The financial markets have moved on. They now think the Bank will signal on Thursday that the rate rise has not been abandoned, merely postponed for three months until there is more evidence of the economy recovering and wage pressure building.
The monetary policy committee has a credibility problem though, and anything it says should be taken with a very large pinch of salt. Its inability to forecast the economy accurately undermines its attempts to provide forward guidance over the future path of interest rates.
Any one who thinks the MPC is simply waiting for August to move should recall that the February inflation report said interest rates would need to rise “somewhat earlier and by a somewhat greater extent” than it had anticipated at the end of 2017.
Growth was then expected to come in at 0.3% in the first quarter even after the weather disruption, but it was actually 0.1%. Looking at the data, there is actually a stronger case for interest rates being cut than there is for them being raised.

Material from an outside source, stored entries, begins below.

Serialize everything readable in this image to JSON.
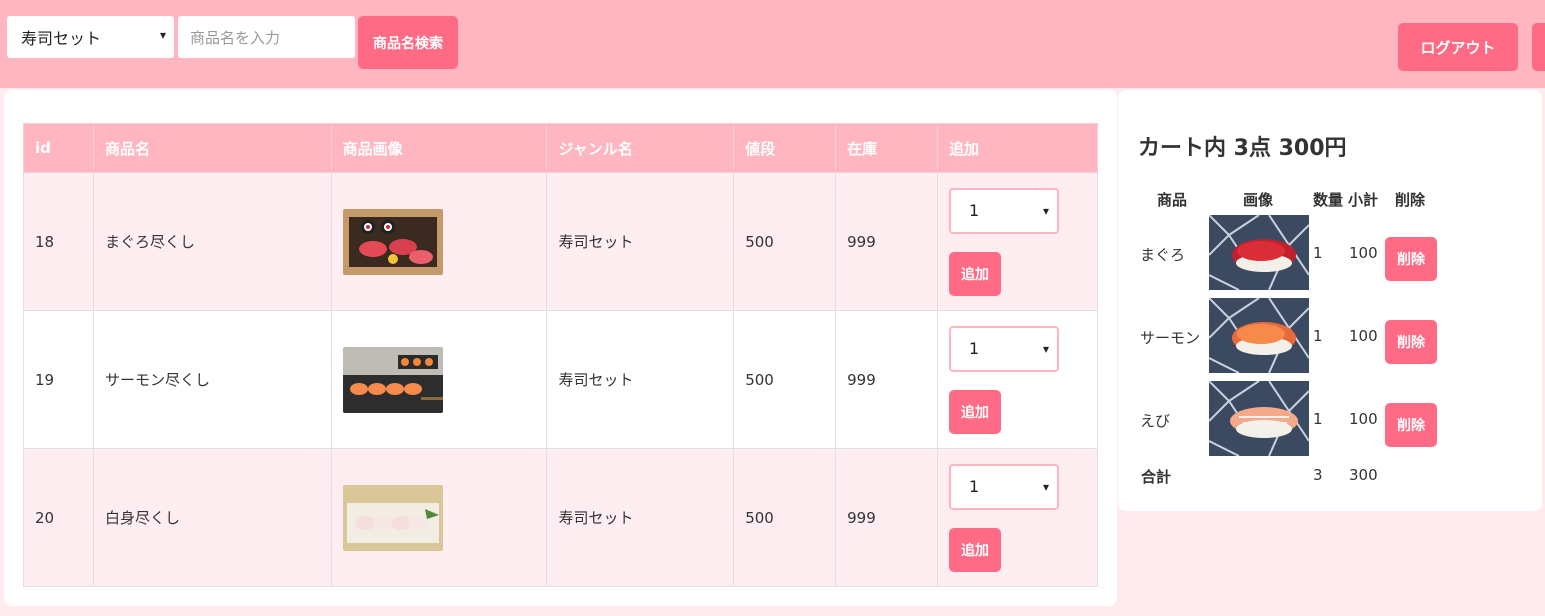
{
  "header": {
    "genre_select": "寿司セット",
    "search_placeholder": "商品名を入力",
    "search_button": "商品名検索",
    "logout_button": "ログアウト"
  },
  "products": {
    "headers": [
      "id",
      "商品名",
      "商品画像",
      "ジャンル名",
      "値段",
      "在庫",
      "追加"
    ],
    "rows": [
      {
        "id": "18",
        "name": "まぐろ尽くし",
        "genre": "寿司セット",
        "price": "500",
        "stock": "999",
        "qty": "1",
        "add": "追加"
      },
      {
        "id": "19",
        "name": "サーモン尽くし",
        "genre": "寿司セット",
        "price": "500",
        "stock": "999",
        "qty": "1",
        "add": "追加"
      },
      {
        "id": "20",
        "name": "白身尽くし",
        "genre": "寿司セット",
        "price": "500",
        "stock": "999",
        "qty": "1",
        "add": "追加"
      }
    ]
  },
  "cart": {
    "title": "カート内 3点 300円",
    "headers": [
      "商品",
      "画像",
      "数量",
      "小計",
      "削除"
    ],
    "items": [
      {
        "name": "まぐろ",
        "qty": "1",
        "subtotal": "100",
        "delete": "削除"
      },
      {
        "name": "サーモン",
        "qty": "1",
        "subtotal": "100",
        "delete": "削除"
      },
      {
        "name": "えび",
        "qty": "1",
        "subtotal": "100",
        "delete": "削除"
      }
    ],
    "total_label": "合計",
    "total_qty": "3",
    "total_amount": "300"
  },
  "colors": {
    "header_bg": "#ffb6c1",
    "button": "#ff6b84",
    "page_bg": "#ffeaee"
  }
}
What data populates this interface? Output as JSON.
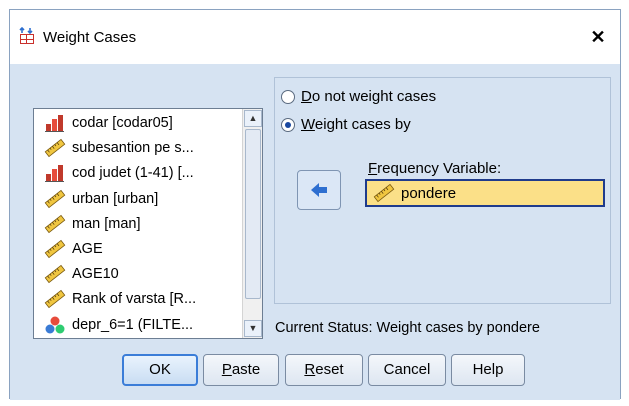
{
  "window": {
    "title": "Weight Cases",
    "close_glyph": "✕"
  },
  "variables": [
    {
      "label": "codar [codar05]",
      "icon": "nominal-icon"
    },
    {
      "label": "subesantion pe s...",
      "icon": "scale-icon"
    },
    {
      "label": "cod judet (1-41) [...",
      "icon": "nominal-icon"
    },
    {
      "label": "urban [urban]",
      "icon": "scale-icon"
    },
    {
      "label": "man [man]",
      "icon": "scale-icon"
    },
    {
      "label": "AGE",
      "icon": "scale-icon"
    },
    {
      "label": "AGE10",
      "icon": "scale-icon"
    },
    {
      "label": "Rank of varsta [R...",
      "icon": "scale-icon"
    },
    {
      "label": "depr_6=1 (FILTE...",
      "icon": "filter-icon"
    }
  ],
  "options": {
    "do_not_weight": {
      "mnemonic": "D",
      "rest": "o not weight cases",
      "selected": false
    },
    "weight_by": {
      "mnemonic": "W",
      "rest": "eight cases by",
      "selected": true
    }
  },
  "frequency": {
    "label_mnemonic": "F",
    "label_rest": "requency Variable:",
    "value": "pondere"
  },
  "status": "Current Status: Weight cases by pondere",
  "buttons": {
    "ok": "OK",
    "paste_mn": "P",
    "paste_rest": "aste",
    "reset_mn": "R",
    "reset_rest": "eset",
    "cancel": "Cancel",
    "help": "Help"
  },
  "colors": {
    "dialog_bg": "#d6e3f2",
    "field_highlight": "#fbe088",
    "field_border": "#1f3b8c",
    "accent_arrow": "#2e6fd0"
  }
}
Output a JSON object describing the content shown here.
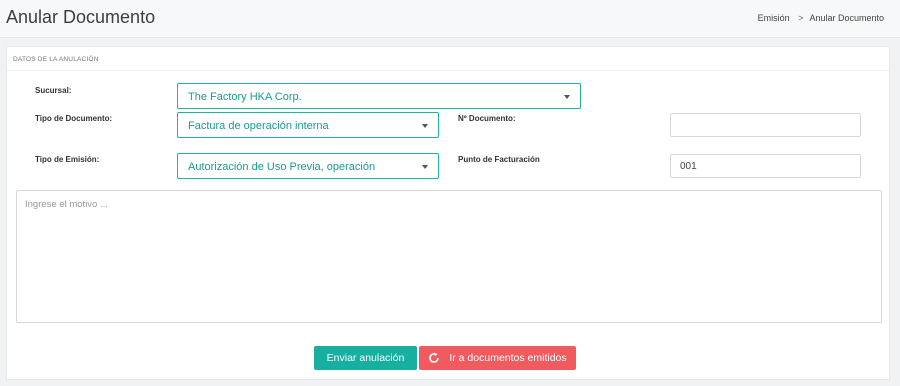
{
  "header": {
    "title": "Anular Documento",
    "breadcrumb": [
      "Emisión",
      "Anular Documento"
    ],
    "breadcrumb_sep": ">"
  },
  "card": {
    "title": "DATOS DE LA ANULACIÓN"
  },
  "form": {
    "sucursal": {
      "label": "Sucursal:",
      "value": "The Factory HKA Corp."
    },
    "tipo_documento": {
      "label": "Tipo de Documento:",
      "value": "Factura de operación interna"
    },
    "tipo_emision": {
      "label": "Tipo de Emisión:",
      "value": "Autorización de Uso Previa, operación"
    },
    "n_documento": {
      "label": "Nº Documento:",
      "value": ""
    },
    "punto_facturacion": {
      "label": "Punto de Facturación",
      "value": "001"
    },
    "motivo": {
      "placeholder": "Ingrese el motivo ..."
    }
  },
  "actions": {
    "send_label": "Enviar anulación",
    "go_label": "Ir a documentos emitidos"
  },
  "colors": {
    "accent": "#17b0a0",
    "danger": "#ef5b5e"
  }
}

In part that’s because the government’s fiscal policy – the Treasury’s combination of public spending and tax decisions – is still holding growth back. Philip Hammond eased austerity when he became chancellor, but did not abandon the strategy pursued by his predecessor, George Osborne.
As the National Institute for Economic and Social Research pointed out last week, public spending as a share of GDP has come down from 45.1% in 2009-10 to an estimated 38.9% in 2016-17. But although spending is already below its postwar average of 39.3% of GDP, the government’s plans further falls to 37.6% by 2022-23. There will be no let up as Hammond pursues his goal of balancing the budget by the middle of the next decade.
In its latest quarterly review, NIESR has used four factors – existing spending commitments, the proportion of the population over 85, the growth rate and the UK’s debt-to-GDP ratio – to estimate the amount of public spending that previous postwar governments would have chosen if confronted by today’s circumstances.
The thinktank calls this “warranted” spending because it reflects the historic choices made by democratically elected governments in the past. Using this approach, it found that the pace of deficit reduction was slower than its estimate of that warranted during the 2010 to 2015 parliament but that since 2014-15 it has been more stringent than it should have been.
Using the same approach to look at individual areas of public spending, the thinktank found that even the NHS – which has had its budget ringfenced – has been treated too harshly. It estimates that in 2016-17, the health sector needed extra funding of around £440 a head. Spending was also below warranted levels in education, public order and safety and social care. “The government will find it hard to resist pressure to restore the quality of public services in these areas,” NIESR concludes.
A few eyebrows will be raised at the idea that George Osborne’s austerity programme was not tough enough during the years of the coalition government, particularly among economists of a Keynesian bent, but it is hard to dispute the NIESR argument that austerity fatigue has now set in. The public sector is having trouble recruiting staff and voters are starting to fret about the quality of public services.
Hammond says deficit reduction is needed so that the public finances are in decent enough shape to cope when another recession comes along. Some in the City are urging the Bank to raise interest rates for the same reason.
Self-evidently it would be better to face another downturn with the government in the black and official interest rates at 5% rather than 0.5%, because it would give the Treasury and the Bank more policy space.
But the idea that the MPC needs to raise rates and that Hammond should be cutting public spending – especially when it is so cheap to borrow – in order to stockpile ammunition to deal with the next recession is daft. The point of economic policy is to prevent recessions, not to cause them by tightening policy when it is unnecessary. That’s not prudence. It’s self-flagellation.